Accomplishments that we're proud of
The part we're most proud of is that the matching actually works in real conditions. Saying 'taking off my bracelet and earrings' correctly matches 'Remove all jewelry.' A misspoken phrase like 'scribbing around my thumbs' still matches the right step because the fuzzy matching catches the typo. And 'running my hands underwater' matches 'Wet hands and forearms' even though the two phrases share no words in common. We also got computer vision working to visually detect whether a surgeon is actually scrubbing. All of that was built without training a custom model or calling any external API.
We're also proud that everything runs completely offline — no API keys, no internet, no data leaving the device. In a hospital setting that actually matters, since patient data stays local and the system works even on restricted networks. The context-aware matching engine was also built from scratch during the hackathon, the idea that the system should know where it is in the procedure and use that to understand ambiguous phrases is what took it from something that sometimes worked to something that reliably works.
What we learned
The biggest thing we learned is that the hard part of building an AI system isn't the AI, it's everything around it. The matching engine came together pretty smoothly. The real grind was audio tuning, serial timing, version conflicts, and git disasters. Making something work in theory is very different from making it work when talking at it in a noisy room.

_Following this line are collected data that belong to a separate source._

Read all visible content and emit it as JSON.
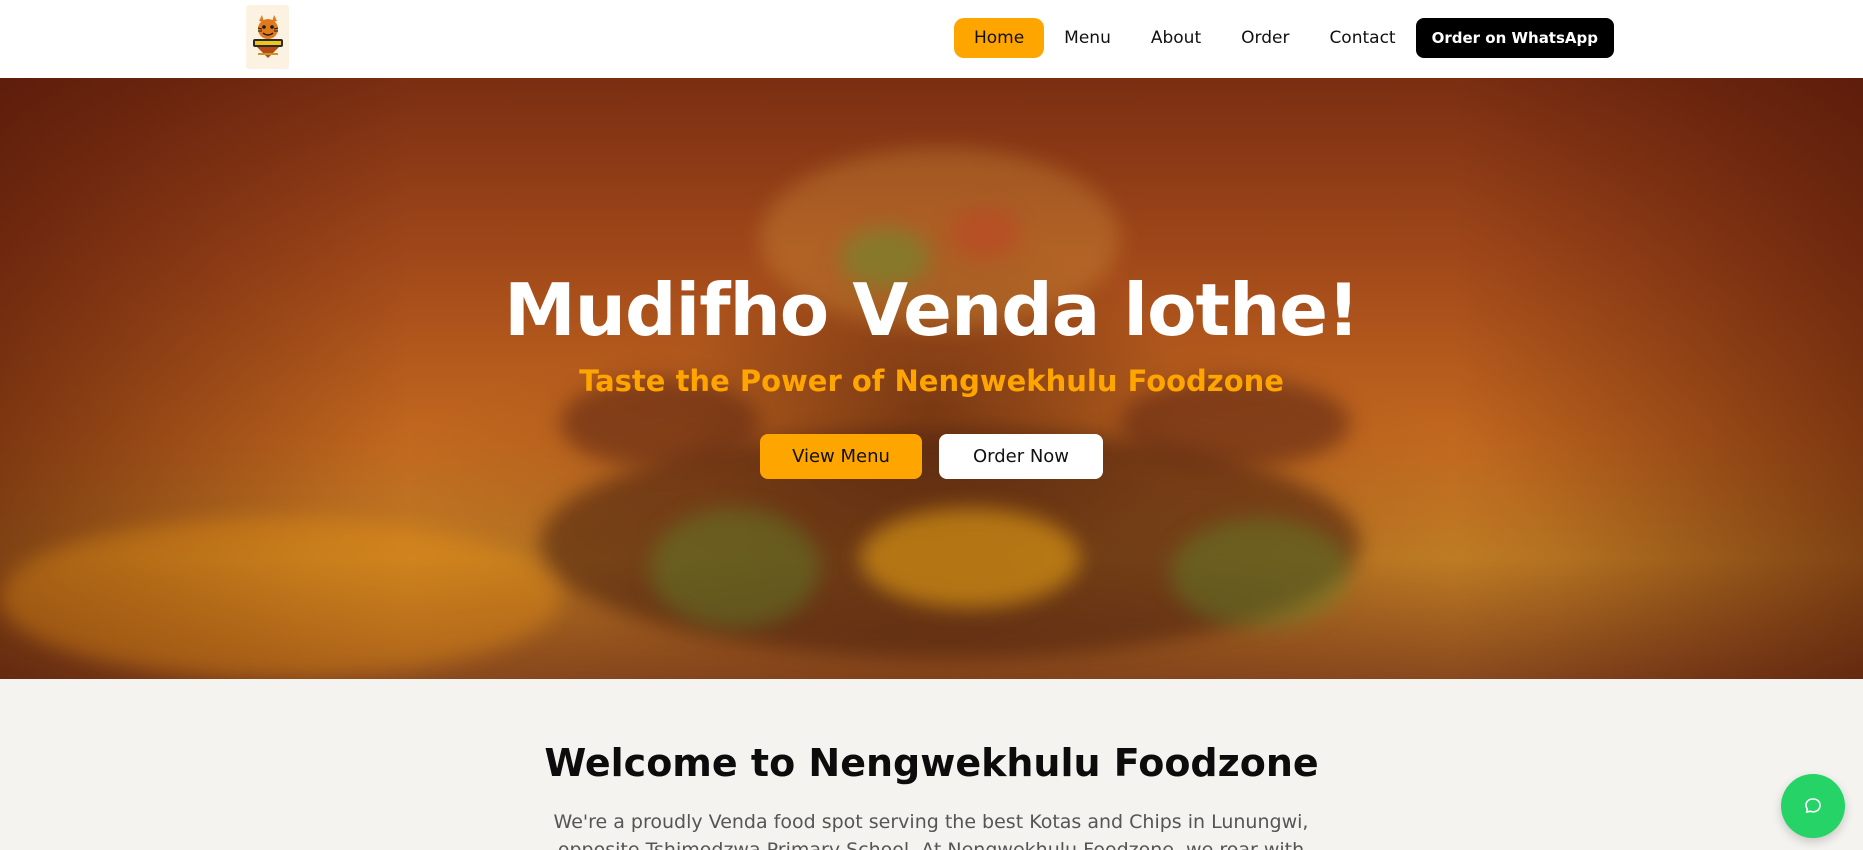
{
  "header": {
    "logo_alt": "Nengwekhulu Foodzone logo",
    "nav": {
      "home": "Home",
      "menu": "Menu",
      "about": "About",
      "order": "Order",
      "contact": "Contact"
    },
    "whatsapp_button": "Order on WhatsApp"
  },
  "hero": {
    "title": "Mudifho Venda lothe!",
    "subtitle": "Taste the Power of Nengwekhulu Foodzone",
    "view_menu": "View Menu",
    "order_now": "Order Now"
  },
  "welcome": {
    "title": "Welcome to Nengwekhulu Foodzone",
    "text": "We're a proudly Venda food spot serving the best Kotas and Chips in Lunungwi, opposite Tshimodzwa Primary School. At Nengwekhulu Foodzone, we roar with flavour"
  },
  "colors": {
    "accent": "#ffa500",
    "dark": "#000000",
    "whatsapp": "#25d366",
    "section_bg": "#f4f3ef"
  },
  "icons": {
    "chat": "chat-bubble-icon",
    "logo": "tiger-mascot-icon"
  }
}
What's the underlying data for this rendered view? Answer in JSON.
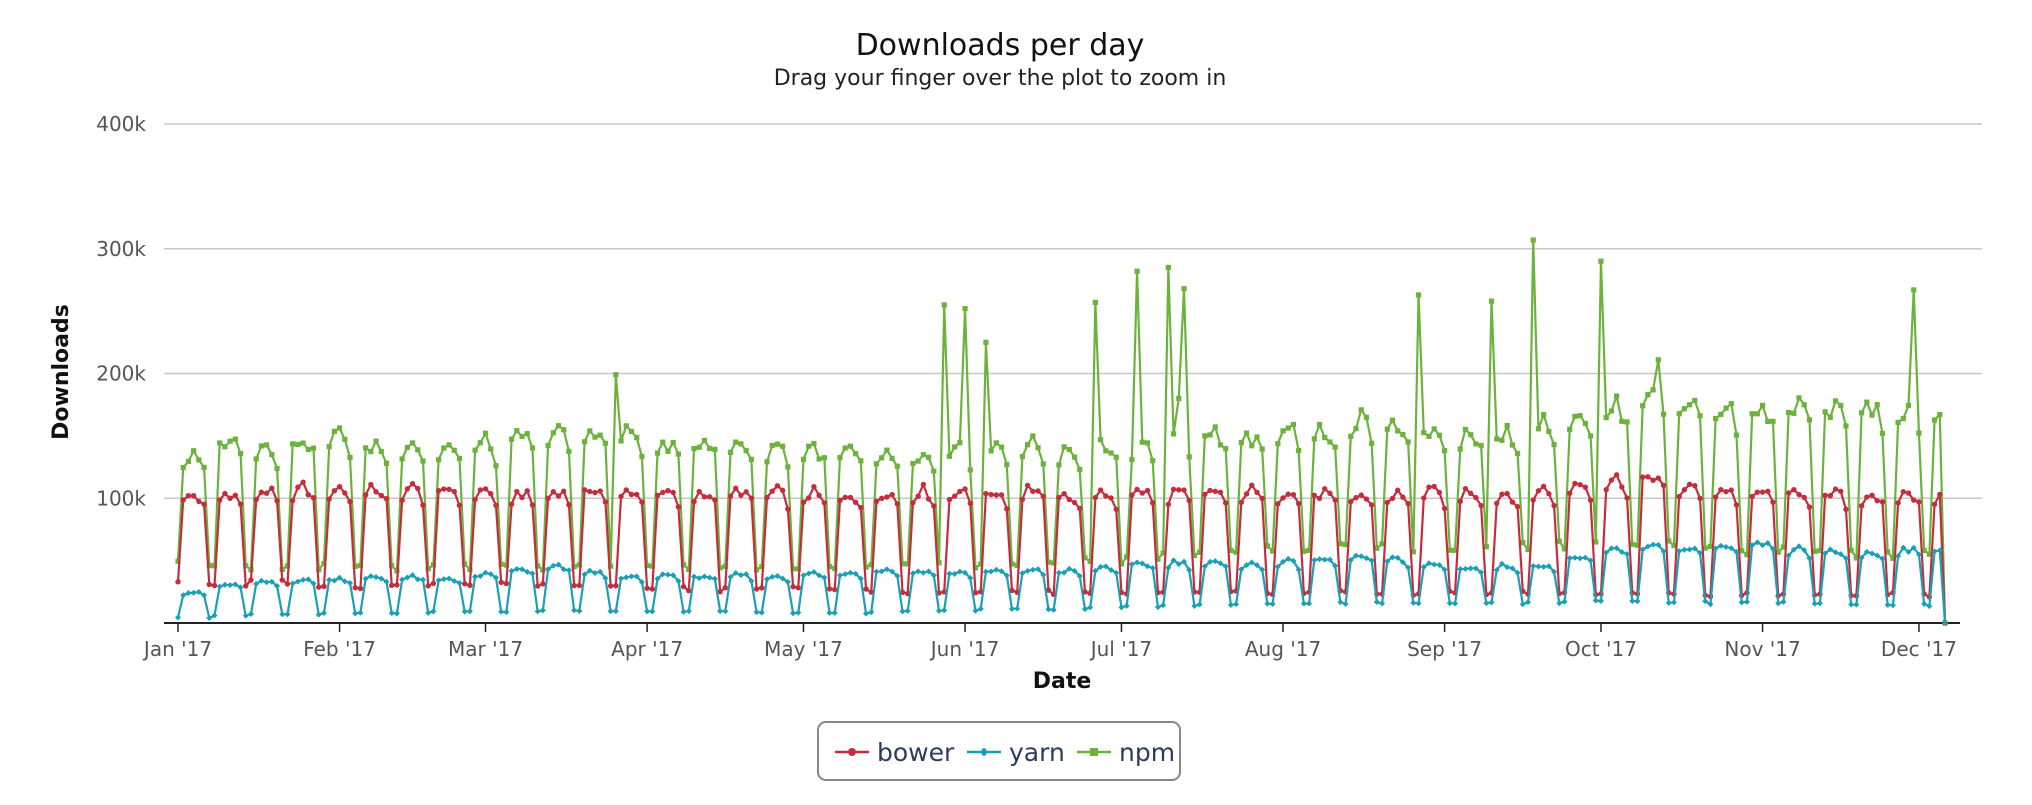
{
  "chart_data": {
    "type": "line",
    "title": "Downloads per day",
    "subtitle": "Drag your finger over the plot to zoom in",
    "xlabel": "Date",
    "ylabel": "Downloads",
    "x_start": "2017-01-01",
    "x_end": "2017-12-06",
    "x_ticks": [
      "Jan '17",
      "Feb '17",
      "Mar '17",
      "Apr '17",
      "May '17",
      "Jun '17",
      "Jul '17",
      "Aug '17",
      "Sep '17",
      "Oct '17",
      "Nov '17",
      "Dec '17"
    ],
    "y_ticks": [
      "400k",
      "300k",
      "200k",
      "100k"
    ],
    "ylim": [
      0,
      400000
    ],
    "grid": true,
    "legend": "bottom-center",
    "series": [
      {
        "name": "bower",
        "color": "#c42e3c",
        "marker": "circle",
        "weekday_level": [
          100000,
          102000,
          104000,
          106000,
          106000,
          105000,
          106000,
          106000,
          104000,
          102000,
          104000,
          106000,
          104000,
          102000,
          103000,
          104000,
          103000,
          102000,
          101000,
          103000,
          104000,
          104000,
          103000,
          106000,
          100000,
          101000,
          104000,
          103000,
          104000,
          104000,
          103000,
          102000,
          100000,
          101000,
          103000,
          104000,
          102000,
          105000,
          110000,
          113000,
          116000,
          107000,
          105000,
          103000,
          104000,
          102000,
          101000,
          102000,
          102000,
          103000,
          102000
        ],
        "weekend_level": [
          30000,
          30000,
          33000,
          30000,
          28000,
          29000,
          30000,
          30000,
          31000,
          30000,
          31000,
          29000,
          29000,
          28000,
          26000,
          27000,
          28000,
          27000,
          26000,
          25000,
          24000,
          25000,
          26000,
          25000,
          24000,
          25000,
          24000,
          24000,
          24000,
          25000,
          24000,
          25000,
          24000,
          23000,
          24000,
          24000,
          24000,
          23000,
          24000,
          24000,
          23000,
          23000,
          22000,
          23000,
          22000,
          22000,
          22000,
          23000,
          22000,
          22000,
          22000
        ]
      },
      {
        "name": "yarn",
        "color": "#1a9fb5",
        "marker": "diamond",
        "weekday_level": [
          24000,
          30000,
          32000,
          34000,
          35000,
          36000,
          36000,
          35000,
          38000,
          42000,
          44000,
          40000,
          36000,
          38000,
          37000,
          38000,
          37000,
          39000,
          40000,
          42000,
          41000,
          40000,
          41000,
          42000,
          41000,
          44000,
          47000,
          48000,
          47000,
          46000,
          48000,
          50000,
          52000,
          50000,
          46000,
          44000,
          45000,
          46000,
          52000,
          58000,
          62000,
          58000,
          60000,
          62000,
          58000,
          56000,
          55000,
          58000,
          60000,
          60000,
          61000
        ],
        "weekend_level": [
          4000,
          6000,
          7000,
          7000,
          8000,
          8000,
          8000,
          9000,
          9000,
          9000,
          10000,
          10000,
          9000,
          9000,
          9000,
          9000,
          8000,
          8000,
          8000,
          9000,
          10000,
          10000,
          11000,
          11000,
          11000,
          12000,
          13000,
          14000,
          15000,
          16000,
          16000,
          16000,
          16000,
          16000,
          16000,
          16000,
          16000,
          16000,
          17000,
          17000,
          17000,
          17000,
          16000,
          16000,
          16000,
          15000,
          15000,
          15000,
          14000,
          14000,
          14000
        ]
      },
      {
        "name": "npm",
        "color": "#6cb33e",
        "marker": "square",
        "weekday_level": [
          130000,
          145000,
          140000,
          145000,
          148000,
          140000,
          142000,
          138000,
          142000,
          148000,
          150000,
          152000,
          150000,
          140000,
          145000,
          142000,
          140000,
          138000,
          135000,
          132000,
          130000,
          135000,
          138000,
          140000,
          135000,
          140000,
          142000,
          145000,
          150000,
          145000,
          155000,
          150000,
          160000,
          155000,
          152000,
          150000,
          148000,
          160000,
          165000,
          170000,
          185000,
          175000,
          170000,
          168000,
          172000,
          168000,
          170000,
          168000,
          165000,
          160000,
          160000
        ],
        "weekend_level": [
          45000,
          48000,
          45000,
          45000,
          46000,
          45000,
          44000,
          46000,
          45000,
          44000,
          45000,
          45000,
          44000,
          46000,
          45000,
          44000,
          43000,
          44000,
          43000,
          45000,
          46000,
          47000,
          48000,
          48000,
          50000,
          50000,
          52000,
          55000,
          58000,
          60000,
          60000,
          60000,
          60000,
          60000,
          61000,
          61000,
          62000,
          62000,
          63000,
          64000,
          65000,
          62000,
          60000,
          58000,
          58000,
          56000,
          55000,
          55000,
          54000,
          54000,
          54000
        ],
        "spikes": [
          {
            "date": "2017-03-26",
            "value": 199000
          },
          {
            "date": "2017-05-28",
            "value": 255000
          },
          {
            "date": "2017-06-01",
            "value": 252000
          },
          {
            "date": "2017-06-05",
            "value": 225000
          },
          {
            "date": "2017-06-26",
            "value": 257000
          },
          {
            "date": "2017-07-04",
            "value": 282000
          },
          {
            "date": "2017-07-10",
            "value": 285000
          },
          {
            "date": "2017-07-12",
            "value": 180000
          },
          {
            "date": "2017-07-13",
            "value": 268000
          },
          {
            "date": "2017-08-27",
            "value": 263000
          },
          {
            "date": "2017-09-10",
            "value": 258000
          },
          {
            "date": "2017-09-18",
            "value": 307000
          },
          {
            "date": "2017-10-01",
            "value": 290000
          },
          {
            "date": "2017-10-12",
            "value": 211000
          },
          {
            "date": "2017-11-30",
            "value": 267000
          }
        ]
      }
    ]
  }
}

We also learned a lot about how AI language understanding actually works and where it breaks down. Embeddings are great at matching meaning, but they have no sense of order or context. That realization is what led us to build the sequential scoring system, and it changed how we think about using AI for step-by-step tasks.
On the practical side, never commit a virtual environment to git, and don't assume the latest Python version works with everything. Both of those mistakes cost us real time.
We also got a much deeper understanding of the scrub procedure itself. Encoding 18 steps into the system forced us to think carefully about which words were unique to each step and which ones showed up everywhere. Language is way more ambiguous than it looks until you try to teach a machine to follow it.
What's next for ScrubAI
The same system could work for gowning, gloving, and patient site prep just by swapping the config file. Long term, we want to build a dashboard that tracks compliance over time and shows which steps get missed most — patterns across thousands of sessions could reveal systemic problems no individual observer would catch. On the AI side, instead of presenting a list of missed steps at the end, we want the system to intervene in real time — pausing the session to say something like "You missed the back of your left hand" at the exact moment it's relevant. The surgeon acknowledges it, completes the step, and the computer vision system confirms the motion before the session continues. On the hardware side, the goal is a purpose-built waterproof unit that mounts next to a scrub sink. We'd also want to work with actual clinical staff to tune the system, since the protocol was encoded by engineers, not clinicians. And we'd like to release the matching engine as open source, since the problem of understanding natural language in step-by-step tasks applies well beyond surgical scrubbing.